As John tells us, the official approached Jesus and  "asked him to come down and heal his son, who was near death" [Jn 4:47]. Did he assume that because he was an important official Jesus would simply drop everything and do as he asked? And did he think that Jesus had to make that trip in order to heal his son? If so he was in for a surprise, wasn't he?

Jesus actually seems a bit exasperated by it all, doesn't He? And He gives a rather sharp reply:
"Unless you people see signs and wonders, you will not believe" [Jn 4:48].
Was this rebuke directed solely at the official, or was it also aimed at the people of Galilee in general? Probably a little of both.

But the official accepts the rebuke. And humbled by Jesus' words, he doesn't allow himself to become discouraged. Moved by love for his son, he now pleads for help:
"Sir, come down before my child dies" [Jn 4:49].
Humility succeeds where arrogance had failed, and Jesus replies simply: 
"You may go; your son will live" [Jn 4:50].
Hearing these words, John tells us, the man now understands. He believed the Word of Jesus and departed on his journey home. But he had to be moved to faith, didn't he? His hope for his son's healing led him to Jesus, but it was the Word that brought him the gift of faith.
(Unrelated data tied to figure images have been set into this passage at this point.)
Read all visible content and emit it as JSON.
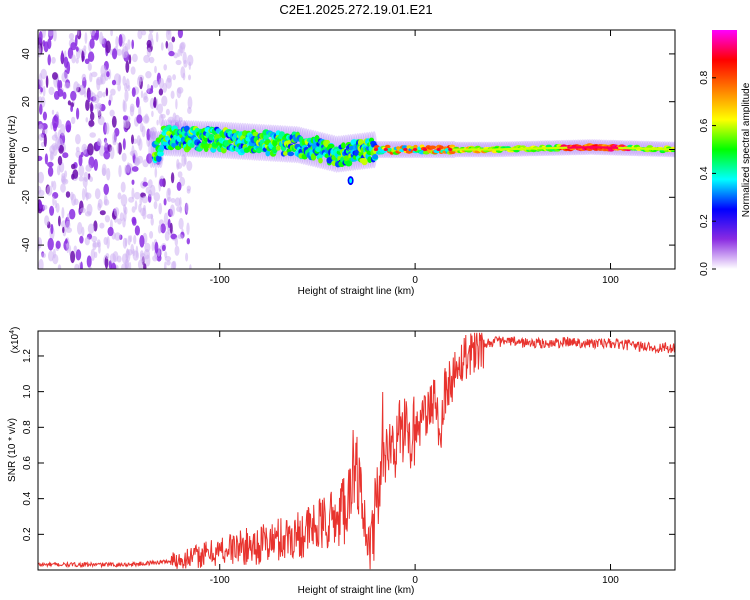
{
  "chart_data": [
    {
      "type": "heatmap",
      "title": "C2E1.2025.272.19.01.E21",
      "xlabel": "Height of straight line (km)",
      "ylabel": "Frequency (Hz)",
      "xlim": [
        -193,
        133
      ],
      "ylim": [
        -50,
        50
      ],
      "xticks": [
        -100,
        0,
        100
      ],
      "yticks": [
        -40,
        -20,
        0,
        20,
        40
      ],
      "colorbar": {
        "label": "Normalized spectral amplitude",
        "range": [
          0.0,
          1.0
        ],
        "ticks": [
          "0.0",
          "0.2",
          "0.4",
          "0.6",
          "0.8"
        ],
        "colormap": [
          "#ffffff",
          "#8a2be2",
          "#0000ff",
          "#00ffff",
          "#00ff00",
          "#ffff00",
          "#ff7f00",
          "#ff0000",
          "#ff00ff"
        ]
      },
      "features": {
        "noise_region_x": [
          -193,
          -115
        ],
        "signal_band_points": [
          [
            -130,
            5
          ],
          [
            -100,
            4
          ],
          [
            -60,
            2
          ],
          [
            -40,
            -2
          ],
          [
            -20,
            0
          ],
          [
            0,
            0
          ],
          [
            40,
            0
          ],
          [
            90,
            1
          ],
          [
            133,
            0
          ]
        ],
        "spot": [
          -33,
          -13
        ]
      }
    },
    {
      "type": "line",
      "xlabel": "Height of straight line (km)",
      "ylabel": "SNR (10 * v/v)",
      "yscale_label": "(x10^4)",
      "yscale_base": "(x10",
      "yscale_exp": "4",
      "yscale_close": ")",
      "xlim": [
        -193,
        133
      ],
      "ylim": [
        0,
        1.34
      ],
      "xticks": [
        -100,
        0,
        100
      ],
      "yticks": [
        0.2,
        0.4,
        0.6,
        0.8,
        1.0,
        1.2
      ],
      "series_color": "#e8332e",
      "series": [
        {
          "name": "SNR",
          "x": [
            -193,
            -150,
            -140,
            -125,
            -110,
            -95,
            -80,
            -70,
            -60,
            -50,
            -40,
            -35,
            -32,
            -30,
            -28,
            -25,
            -22,
            -20,
            -15,
            -10,
            -5,
            0,
            5,
            10,
            13,
            15,
            20,
            25,
            30,
            35,
            40,
            50,
            60,
            70,
            80,
            90,
            100,
            110,
            120,
            133
          ],
          "y": [
            0.03,
            0.03,
            0.035,
            0.05,
            0.08,
            0.12,
            0.14,
            0.17,
            0.2,
            0.24,
            0.3,
            0.38,
            0.55,
            0.6,
            0.38,
            0.1,
            0.15,
            0.4,
            0.62,
            0.72,
            0.8,
            0.78,
            0.85,
            0.95,
            0.75,
            1.0,
            1.1,
            1.2,
            1.24,
            1.27,
            1.28,
            1.28,
            1.27,
            1.27,
            1.28,
            1.27,
            1.27,
            1.26,
            1.25,
            1.24
          ]
        }
      ]
    }
  ]
}
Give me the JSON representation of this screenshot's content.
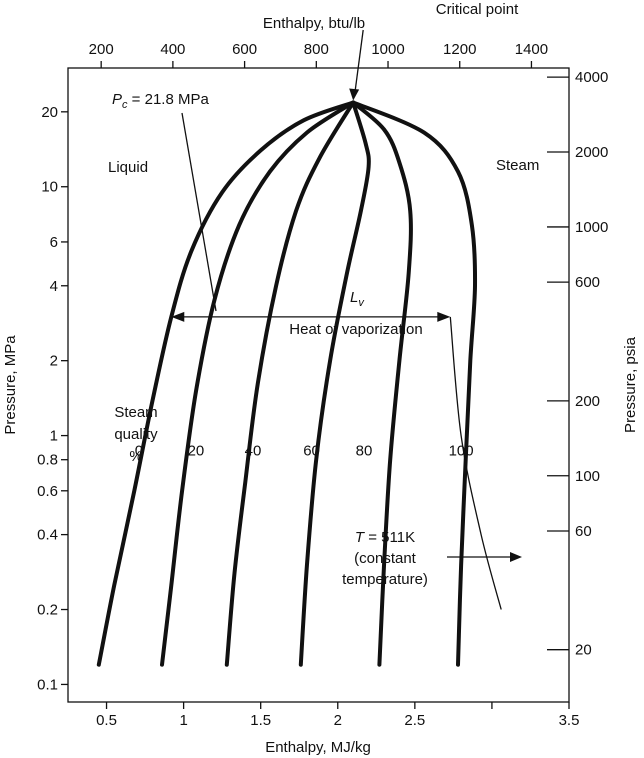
{
  "chart_data": {
    "type": "line",
    "title": "",
    "xlabel": "Enthalpy, MJ/kg",
    "ylabel": "Pressure, MPa",
    "x2label": "Enthalpy, btu/lb",
    "y2label": "Pressure, psia",
    "xlim": [
      0.25,
      3.5
    ],
    "ylim": [
      0.085,
      30
    ],
    "y_scale": "log",
    "grid": false,
    "x_ticks": [
      {
        "value": 0.5,
        "label": "0.5"
      },
      {
        "value": 1,
        "label": "1"
      },
      {
        "value": 1.5,
        "label": "1.5"
      },
      {
        "value": 2,
        "label": "2"
      },
      {
        "value": 2.5,
        "label": "2.5"
      },
      {
        "value": 3.5,
        "label": "3.5"
      }
    ],
    "x_minor_ticks": [
      3.0
    ],
    "y_ticks": [
      {
        "value": 0.1,
        "label": "0.1"
      },
      {
        "value": 0.2,
        "label": "0.2"
      },
      {
        "value": 0.4,
        "label": "0.4"
      },
      {
        "value": 0.6,
        "label": "0.6"
      },
      {
        "value": 0.8,
        "label": "0.8"
      },
      {
        "value": 1,
        "label": "1"
      },
      {
        "value": 2,
        "label": "2"
      },
      {
        "value": 4,
        "label": "4"
      },
      {
        "value": 6,
        "label": "6"
      },
      {
        "value": 10,
        "label": "10"
      },
      {
        "value": 20,
        "label": "20"
      }
    ],
    "x2_ticks": [
      {
        "value": 200,
        "label": "200"
      },
      {
        "value": 400,
        "label": "400"
      },
      {
        "value": 600,
        "label": "600"
      },
      {
        "value": 800,
        "label": "800"
      },
      {
        "value": 1000,
        "label": "1000"
      },
      {
        "value": 1200,
        "label": "1200"
      },
      {
        "value": 1400,
        "label": "1400"
      }
    ],
    "y2_ticks": [
      {
        "value": 20,
        "label": "20"
      },
      {
        "value": 60,
        "label": "60"
      },
      {
        "value": 100,
        "label": "100"
      },
      {
        "value": 200,
        "label": "200"
      },
      {
        "value": 600,
        "label": "600"
      },
      {
        "value": 1000,
        "label": "1000"
      },
      {
        "value": 2000,
        "label": "2000"
      },
      {
        "value": 4000,
        "label": "4000"
      }
    ],
    "critical_point": {
      "x": 2.1,
      "y": 21.8
    },
    "series": [
      {
        "label": "0",
        "label_at": [
          0.71,
          1.0
        ],
        "points": [
          [
            0.45,
            0.12
          ],
          [
            0.55,
            0.25
          ],
          [
            0.68,
            0.6
          ],
          [
            0.8,
            1.4
          ],
          [
            0.92,
            3.0
          ],
          [
            1.05,
            5.5
          ],
          [
            1.25,
            9.5
          ],
          [
            1.5,
            14
          ],
          [
            1.78,
            18.5
          ],
          [
            2.1,
            21.8
          ]
        ]
      },
      {
        "label": "20",
        "label_at": [
          1.08,
          1.0
        ],
        "points": [
          [
            0.86,
            0.12
          ],
          [
            0.92,
            0.25
          ],
          [
            0.99,
            0.6
          ],
          [
            1.08,
            1.5
          ],
          [
            1.2,
            3.5
          ],
          [
            1.36,
            7
          ],
          [
            1.56,
            11.5
          ],
          [
            1.8,
            16.5
          ],
          [
            2.1,
            21.8
          ]
        ]
      },
      {
        "label": "40",
        "label_at": [
          1.45,
          1.0
        ],
        "points": [
          [
            1.28,
            0.12
          ],
          [
            1.33,
            0.28
          ],
          [
            1.4,
            0.65
          ],
          [
            1.48,
            1.6
          ],
          [
            1.6,
            4
          ],
          [
            1.73,
            8
          ],
          [
            1.88,
            13
          ],
          [
            2.1,
            21.8
          ]
        ]
      },
      {
        "label": "60",
        "label_at": [
          1.83,
          1.0
        ],
        "points": [
          [
            1.76,
            0.12
          ],
          [
            1.8,
            0.3
          ],
          [
            1.86,
            0.8
          ],
          [
            1.95,
            2
          ],
          [
            2.06,
            4.5
          ],
          [
            2.15,
            8
          ],
          [
            2.2,
            12
          ],
          [
            2.18,
            15
          ],
          [
            2.1,
            21.8
          ]
        ]
      },
      {
        "label": "80",
        "label_at": [
          2.17,
          1.0
        ],
        "points": [
          [
            2.27,
            0.12
          ],
          [
            2.3,
            0.3
          ],
          [
            2.34,
            0.8
          ],
          [
            2.4,
            2
          ],
          [
            2.46,
            4.5
          ],
          [
            2.47,
            8
          ],
          [
            2.4,
            12.5
          ],
          [
            2.3,
            17
          ],
          [
            2.1,
            21.8
          ]
        ]
      },
      {
        "label": "100",
        "label_at": [
          2.8,
          1.0
        ],
        "points": [
          [
            2.78,
            0.12
          ],
          [
            2.8,
            0.3
          ],
          [
            2.83,
            0.8
          ],
          [
            2.86,
            2
          ],
          [
            2.89,
            4
          ],
          [
            2.87,
            7
          ],
          [
            2.78,
            11.5
          ],
          [
            2.56,
            16.5
          ],
          [
            2.1,
            21.8
          ]
        ]
      }
    ],
    "isotherm": {
      "points": [
        [
          2.73,
          3.0
        ],
        [
          2.8,
          1.0
        ],
        [
          2.93,
          0.4
        ],
        [
          3.06,
          0.2
        ]
      ]
    },
    "heat_of_vaporization": {
      "x_from": 0.92,
      "x_to": 2.73,
      "y": 3.0
    },
    "annotations": {
      "critical_point": "Critical point",
      "pc_label": "P",
      "pc_sub": "c",
      "pc_value": " = 21.8 MPa",
      "liquid": "Liquid",
      "steam": "Steam",
      "lv_main": "L",
      "lv_sub": "v",
      "heat_of_vaporization": "Heat of vaporization",
      "steam_quality_1": "Steam",
      "steam_quality_2": "quality",
      "steam_quality_3": "%",
      "temp_T": "T",
      "temp_value": " = 511K",
      "temp_line2": "(constant",
      "temp_line3": "temperature)"
    }
  }
}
It's interesting, though, that on the way home, he meets his servants who tell him his son lives. He has been healed. That should have been enough for him, but perfect faith is never easy, is it? And so he asks exactly when his son recovered. The answer, of course, confirms the truth and as John tells us, with that "he himself believed, and all his household" [Jn 4:53].

Yes, sometimes God has to lead us to faith, one small step at a time, so we can request good things from God.

Jesus is present here today just as He was 2,000 years ago in Galilee. And it is through His healing Presence in the Eucharist that we too share in the divine life.
Christ's Healing Eucharistic Presence
Perhaps, like the court official in the Gospel, we should measure ourselves against Jesus' rebuke. 

Do you and I need signs and wonders before we're willing to believe the Word of God?

Is our prayer filled with our own demands or do we turn to God in humility..."Thy Will be done..."?

Any child will be happy to tell you that we are surrounded by signs and wonders, all pointing to God's presence...just as he will tell you that God, like a loving parent, will take care of you.

We are so blessed, but so often we don't know it.